A plusieurs endroits dans la Torah , il est fait mention d’interdits spécifiques  concernant l’étranger, le converti, et du redoublement de vigilance  supplémentaire à adopter eu égard à sa sensibilité particulière.

Quelques questions se posent à nous à la lecture du verset. Pour quelle raison la Torah mentionne t-elle un interdit spécifique de léser  l’étranger? Nous connaissons l’interdit de léser tout homme (אונאת דברים)  , pourquoi un interdit particulier pour l’étranger ?

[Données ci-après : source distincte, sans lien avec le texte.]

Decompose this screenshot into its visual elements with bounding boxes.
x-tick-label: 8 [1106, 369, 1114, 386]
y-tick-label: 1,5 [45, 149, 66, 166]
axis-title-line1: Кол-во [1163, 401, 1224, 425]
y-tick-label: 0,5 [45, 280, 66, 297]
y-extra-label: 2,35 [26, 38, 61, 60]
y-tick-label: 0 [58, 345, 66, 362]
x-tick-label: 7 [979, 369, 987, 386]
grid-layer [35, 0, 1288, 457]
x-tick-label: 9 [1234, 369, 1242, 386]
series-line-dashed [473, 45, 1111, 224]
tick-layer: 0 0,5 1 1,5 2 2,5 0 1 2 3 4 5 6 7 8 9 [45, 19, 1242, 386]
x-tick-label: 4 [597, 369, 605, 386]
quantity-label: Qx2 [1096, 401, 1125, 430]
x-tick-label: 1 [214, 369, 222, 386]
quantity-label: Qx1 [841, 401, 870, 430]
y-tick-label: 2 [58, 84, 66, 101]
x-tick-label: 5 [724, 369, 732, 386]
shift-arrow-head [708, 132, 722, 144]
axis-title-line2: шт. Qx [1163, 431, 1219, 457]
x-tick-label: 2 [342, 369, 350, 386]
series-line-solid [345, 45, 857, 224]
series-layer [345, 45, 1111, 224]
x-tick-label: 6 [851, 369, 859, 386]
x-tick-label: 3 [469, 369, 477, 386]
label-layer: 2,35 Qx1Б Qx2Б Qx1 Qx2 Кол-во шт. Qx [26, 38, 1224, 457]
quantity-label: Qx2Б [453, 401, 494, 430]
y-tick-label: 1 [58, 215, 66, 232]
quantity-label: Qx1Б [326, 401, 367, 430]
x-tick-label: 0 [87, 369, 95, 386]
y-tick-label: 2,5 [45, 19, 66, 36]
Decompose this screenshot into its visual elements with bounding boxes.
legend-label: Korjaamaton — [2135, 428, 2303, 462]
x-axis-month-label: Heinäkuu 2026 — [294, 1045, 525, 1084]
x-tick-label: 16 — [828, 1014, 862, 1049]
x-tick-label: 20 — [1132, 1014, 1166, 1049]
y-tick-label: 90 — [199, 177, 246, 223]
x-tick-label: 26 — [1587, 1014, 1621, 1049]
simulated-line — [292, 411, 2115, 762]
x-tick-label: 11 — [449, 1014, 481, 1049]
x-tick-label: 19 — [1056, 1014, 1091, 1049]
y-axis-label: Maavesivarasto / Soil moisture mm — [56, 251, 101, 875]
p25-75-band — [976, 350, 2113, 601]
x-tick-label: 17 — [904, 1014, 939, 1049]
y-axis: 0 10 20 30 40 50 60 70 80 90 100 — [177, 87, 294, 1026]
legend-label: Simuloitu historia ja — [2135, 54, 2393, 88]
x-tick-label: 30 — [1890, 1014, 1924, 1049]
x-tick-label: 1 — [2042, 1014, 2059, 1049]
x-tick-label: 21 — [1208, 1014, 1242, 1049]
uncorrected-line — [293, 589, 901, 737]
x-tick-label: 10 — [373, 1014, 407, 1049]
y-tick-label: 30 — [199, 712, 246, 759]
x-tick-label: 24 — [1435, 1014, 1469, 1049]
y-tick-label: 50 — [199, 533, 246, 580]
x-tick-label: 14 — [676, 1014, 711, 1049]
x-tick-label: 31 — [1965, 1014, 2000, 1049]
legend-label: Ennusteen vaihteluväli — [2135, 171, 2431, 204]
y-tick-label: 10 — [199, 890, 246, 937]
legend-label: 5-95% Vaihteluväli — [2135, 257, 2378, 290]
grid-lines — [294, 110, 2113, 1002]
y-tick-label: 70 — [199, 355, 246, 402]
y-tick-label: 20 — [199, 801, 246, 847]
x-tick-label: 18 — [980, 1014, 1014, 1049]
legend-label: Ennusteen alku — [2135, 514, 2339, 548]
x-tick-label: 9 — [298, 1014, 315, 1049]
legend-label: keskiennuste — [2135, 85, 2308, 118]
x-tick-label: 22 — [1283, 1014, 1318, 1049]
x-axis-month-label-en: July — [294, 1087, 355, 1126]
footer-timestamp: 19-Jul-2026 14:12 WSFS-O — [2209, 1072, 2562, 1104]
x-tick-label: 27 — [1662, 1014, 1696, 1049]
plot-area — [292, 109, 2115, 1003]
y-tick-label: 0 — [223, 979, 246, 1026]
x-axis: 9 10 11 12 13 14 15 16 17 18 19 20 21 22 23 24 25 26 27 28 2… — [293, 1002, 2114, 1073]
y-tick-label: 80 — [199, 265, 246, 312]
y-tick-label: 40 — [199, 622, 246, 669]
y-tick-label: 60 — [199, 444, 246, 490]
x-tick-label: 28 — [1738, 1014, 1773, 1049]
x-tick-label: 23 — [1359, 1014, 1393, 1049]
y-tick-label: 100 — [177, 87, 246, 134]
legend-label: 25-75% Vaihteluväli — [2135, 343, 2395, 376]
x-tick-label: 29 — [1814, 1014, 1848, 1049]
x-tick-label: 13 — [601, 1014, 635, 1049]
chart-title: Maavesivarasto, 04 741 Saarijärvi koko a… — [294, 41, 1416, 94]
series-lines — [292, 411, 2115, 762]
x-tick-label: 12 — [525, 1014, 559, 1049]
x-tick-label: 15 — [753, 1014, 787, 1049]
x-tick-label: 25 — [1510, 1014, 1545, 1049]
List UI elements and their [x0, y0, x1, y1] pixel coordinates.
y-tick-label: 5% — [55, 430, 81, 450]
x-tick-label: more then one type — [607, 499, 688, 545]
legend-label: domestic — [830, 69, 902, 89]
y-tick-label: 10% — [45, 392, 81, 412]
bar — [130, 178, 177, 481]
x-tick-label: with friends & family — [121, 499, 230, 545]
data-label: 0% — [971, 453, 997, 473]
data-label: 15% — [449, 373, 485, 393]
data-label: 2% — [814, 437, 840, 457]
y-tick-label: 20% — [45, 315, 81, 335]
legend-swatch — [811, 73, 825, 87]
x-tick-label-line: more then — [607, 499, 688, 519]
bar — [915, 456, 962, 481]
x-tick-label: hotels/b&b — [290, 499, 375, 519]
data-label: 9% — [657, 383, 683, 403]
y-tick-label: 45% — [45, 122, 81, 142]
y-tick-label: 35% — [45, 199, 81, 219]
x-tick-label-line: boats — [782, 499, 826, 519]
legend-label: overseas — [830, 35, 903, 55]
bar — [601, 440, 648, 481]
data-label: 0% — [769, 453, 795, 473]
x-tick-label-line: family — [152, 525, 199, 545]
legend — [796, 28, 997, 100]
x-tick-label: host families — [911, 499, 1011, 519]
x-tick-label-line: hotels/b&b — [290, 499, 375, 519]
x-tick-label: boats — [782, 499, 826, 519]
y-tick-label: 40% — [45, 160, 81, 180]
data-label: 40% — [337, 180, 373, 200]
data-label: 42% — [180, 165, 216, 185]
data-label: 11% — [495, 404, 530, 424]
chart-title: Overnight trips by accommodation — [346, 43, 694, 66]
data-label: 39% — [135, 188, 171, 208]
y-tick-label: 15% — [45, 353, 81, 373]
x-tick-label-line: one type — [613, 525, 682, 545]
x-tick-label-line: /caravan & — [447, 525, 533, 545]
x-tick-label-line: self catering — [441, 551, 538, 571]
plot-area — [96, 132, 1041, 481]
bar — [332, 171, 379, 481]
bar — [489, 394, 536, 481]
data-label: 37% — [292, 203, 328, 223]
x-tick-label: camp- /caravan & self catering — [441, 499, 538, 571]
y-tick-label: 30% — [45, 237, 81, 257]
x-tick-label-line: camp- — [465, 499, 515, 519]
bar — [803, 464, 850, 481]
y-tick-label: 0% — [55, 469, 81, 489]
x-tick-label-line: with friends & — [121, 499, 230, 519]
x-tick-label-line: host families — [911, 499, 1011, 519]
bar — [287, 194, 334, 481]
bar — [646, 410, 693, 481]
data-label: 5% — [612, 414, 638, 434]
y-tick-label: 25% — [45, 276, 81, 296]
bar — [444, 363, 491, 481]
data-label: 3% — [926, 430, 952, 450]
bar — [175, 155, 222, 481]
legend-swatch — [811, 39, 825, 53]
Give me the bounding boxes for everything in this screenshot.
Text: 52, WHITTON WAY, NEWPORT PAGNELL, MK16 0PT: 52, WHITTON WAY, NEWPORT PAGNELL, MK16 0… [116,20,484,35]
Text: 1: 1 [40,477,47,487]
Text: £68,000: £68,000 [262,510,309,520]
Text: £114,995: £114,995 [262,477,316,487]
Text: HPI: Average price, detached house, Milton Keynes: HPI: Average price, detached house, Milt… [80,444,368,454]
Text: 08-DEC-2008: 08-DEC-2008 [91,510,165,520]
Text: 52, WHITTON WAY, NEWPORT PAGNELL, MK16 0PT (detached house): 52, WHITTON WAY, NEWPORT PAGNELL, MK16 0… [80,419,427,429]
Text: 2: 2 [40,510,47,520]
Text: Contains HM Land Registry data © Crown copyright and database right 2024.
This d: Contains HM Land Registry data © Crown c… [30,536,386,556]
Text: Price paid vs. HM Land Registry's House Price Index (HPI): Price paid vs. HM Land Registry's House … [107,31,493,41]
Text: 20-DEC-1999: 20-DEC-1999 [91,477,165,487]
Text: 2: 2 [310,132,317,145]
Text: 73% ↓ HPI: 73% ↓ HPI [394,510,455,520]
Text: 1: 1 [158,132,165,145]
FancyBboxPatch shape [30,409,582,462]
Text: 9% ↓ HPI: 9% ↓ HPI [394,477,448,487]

La première partie du verset est au singulier (« tu ne… ») tandis que la deuxième partie est au pluriel (« car vous étiez »). Pourquoi ce changement soudain et que suggère t-il?

Et enfin, en quoi le fait d’avoir été étranger en Égypte vient-il justifier l’interdit de léser  l’étranger? L’interdit ne se suffit-il pas à lui-même ? Si nous n’avions pas été étrangers en Égypte, aurions-nous eu le droit de léser autrui parce qu’étranger?

« Tu ne heurteras pas l’étranger. » Le verset s’adresse-t-il à l’individu, au  peuple, ou encore à la personne représentant le peuple?

Pour tenter de donner une lecture première et de répondre à ces questions, nous faisons référence à ce que nous pouvons appeler une « clef de lecture ».

Le Gaon de Vilna dans Parashat Nitsavim enseigne que dans la plupart des  versets de la Torah, à propos d’une parole adressée au peuple d’Israël (par  H’ ou Moshé Rabeinou qui énonce la parole d’H’), lorsque le verset parle à  la deuxième personne du singulier (« tu ») il s’agit, paradoxalement et  contrairement à ce que l’on aurait pu penser, d’une parole adressée au  Peuple, au Am Israël dans son ensemble.

Par contre, lorsque le verset parle à la deuxième personne du pluriel  (« vous »), il s’agit d’une parole adressée aux individus à l’intérieur du peuple.  Toi, c’est le peuple, ou encore la personne qui, en tant qu’individu, représente  le peuple. Vous, c’est chacun des individus parmi le peuple, les subjectivités.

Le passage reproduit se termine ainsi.